Meski demikian, Gamboa mengatakan masih ada peluang besar bagi perempuan untuk menduduki posisi kepemimpinan di sektor perairan.

Ia mengatakan bahwa orang-orang di sektor utilitas air sudah mengubah pola pikir mereka, dan memandang perempuan setara dalam memimpin bidangnya.

Sementara itu, Pakar Pembangunan Sosial Senior ADB Imrana Jalal mencatat bahwa meskipun meningkatnya jumlah perempuan dalam politik Filipina memberikan persepsi bahwa perempuan diintegrasikan ke dalam pembuatan kebijakan, ia mengatakan banyak sektor di Filipina masih kekurangan partisipasi perempuan.

Jalal mengatakan tingkat partisipasi angkatan kerja perempuan di Filipina adalah salah satu yang terendah di Asia Tenggara, yakni sebesar 49% hingga 51% dari tahun 2009 hingga 2013, menurut Bank Dunia.

“Salah satu alasan temuan ini, berdasarkan survei angkatan kerja Anda, adalah bahwa 31% perempuan terlibat dalam sektor perawatan kesehatan. Angka yang luar biasa,” kata Jalal. Ekonomi perawatan mengacu pada “industri” di mana perempuan merawat orang sakit, lanjut usia, dan anak-anak yang layanannya dapat dibayar atau tidak dibayar.

Dibutuhkan lebih banyak pemimpin perempuan

Dalam sesi yang sama bertajuk “Seekor Ikan Keluar dari Air? Kepemimpinan Perempuan dan Utilitas Air,” Zailan Sharif dari Departemen Teknologi Informasi Ranhill Utilities di Johor Bahru, Malaysia, dan Nino Abuladze dari United Water Supply Company of Georgia juga berbagi cerita mereka. seperti yang disampaikan oleh para pemimpin perempuan di sektor air.

Ketiganya sepakat bahwa perempuan perlu menunjukkan bahwa mereka sama efektifnya dengan laki-laki untuk menjadi pemimpin yang efektif, khususnya di sektor air.

Gamboa berkata: “Saya ingin membuktikan bahwa apa yang bisa dilakukan laki-laki, perempuan juga bisa.”

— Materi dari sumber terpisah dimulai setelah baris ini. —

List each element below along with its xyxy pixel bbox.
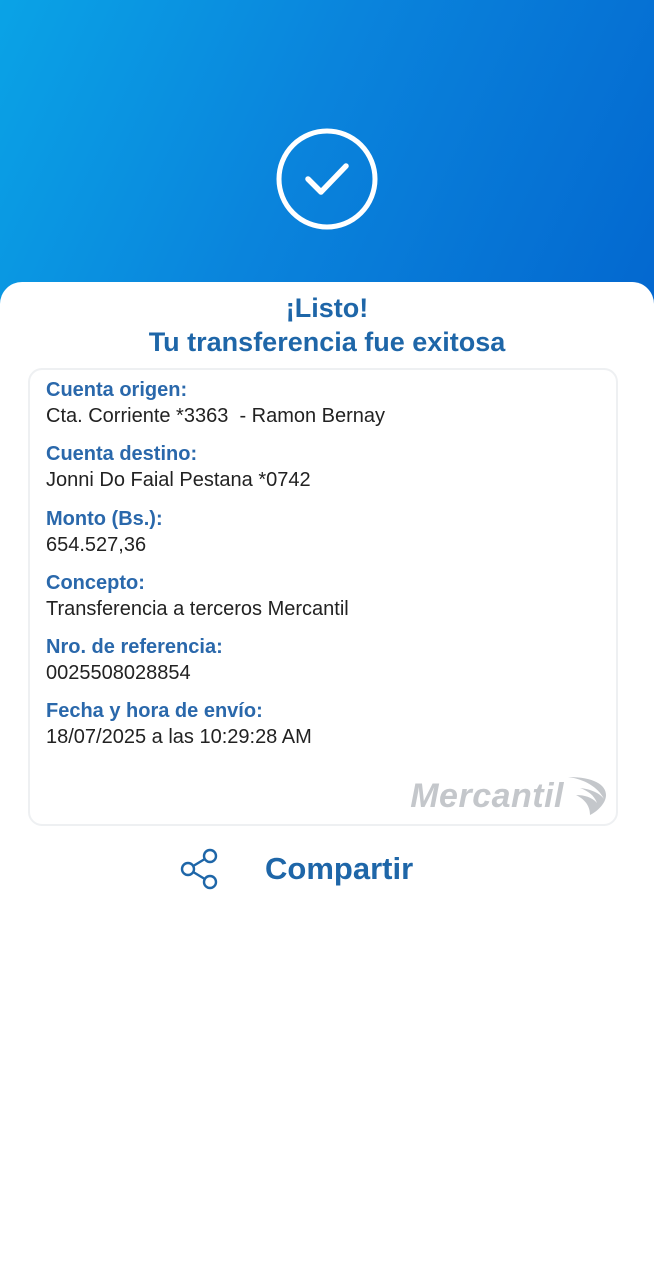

“Kami akan sama efisiennya, namun perbedaannya adalah ketika perempuan melihat bahwa masyarakat tidak mempunyai air dan mereka harus mengantre ember yang datang dari tempat yang sangat jauh, saya ikut merasakan perasaan mereka sebagai seorang perempuan,” tambahnya.

Namun, Patricia Wouters, pakar hukum internasional yang berbasis di Tiongkok, mengatakan: “Kepemimpinan perempuan dibandingkan dengan kepemimpinan laki-laki bersifat pribadi.”

Ia juga menyerukan lebih banyak penelitian mengenai partisipasi angkatan kerja perempuan di Asia. Studi-studi ini, tambah Wouters, harus lebih fokus pada partisipasi perempuan dalam kepemimpinan, dan mempertimbangkan faktor-faktor budaya yang mungkin berbeda dari tren yang terlihat di Amerika Serikat atau Eropa. – Rappler.com

(Catatan Editor: Judul acara yang benar adalah “Lokakarya Perempuan, Air dan Kepemimpinan,” bukan “Lokakarya Perempuan, Air dan Sanitasi” seperti yang disebutkan dalam versi artikel ini sebelumnya. Kami mohon maaf atas kesalahan ini.)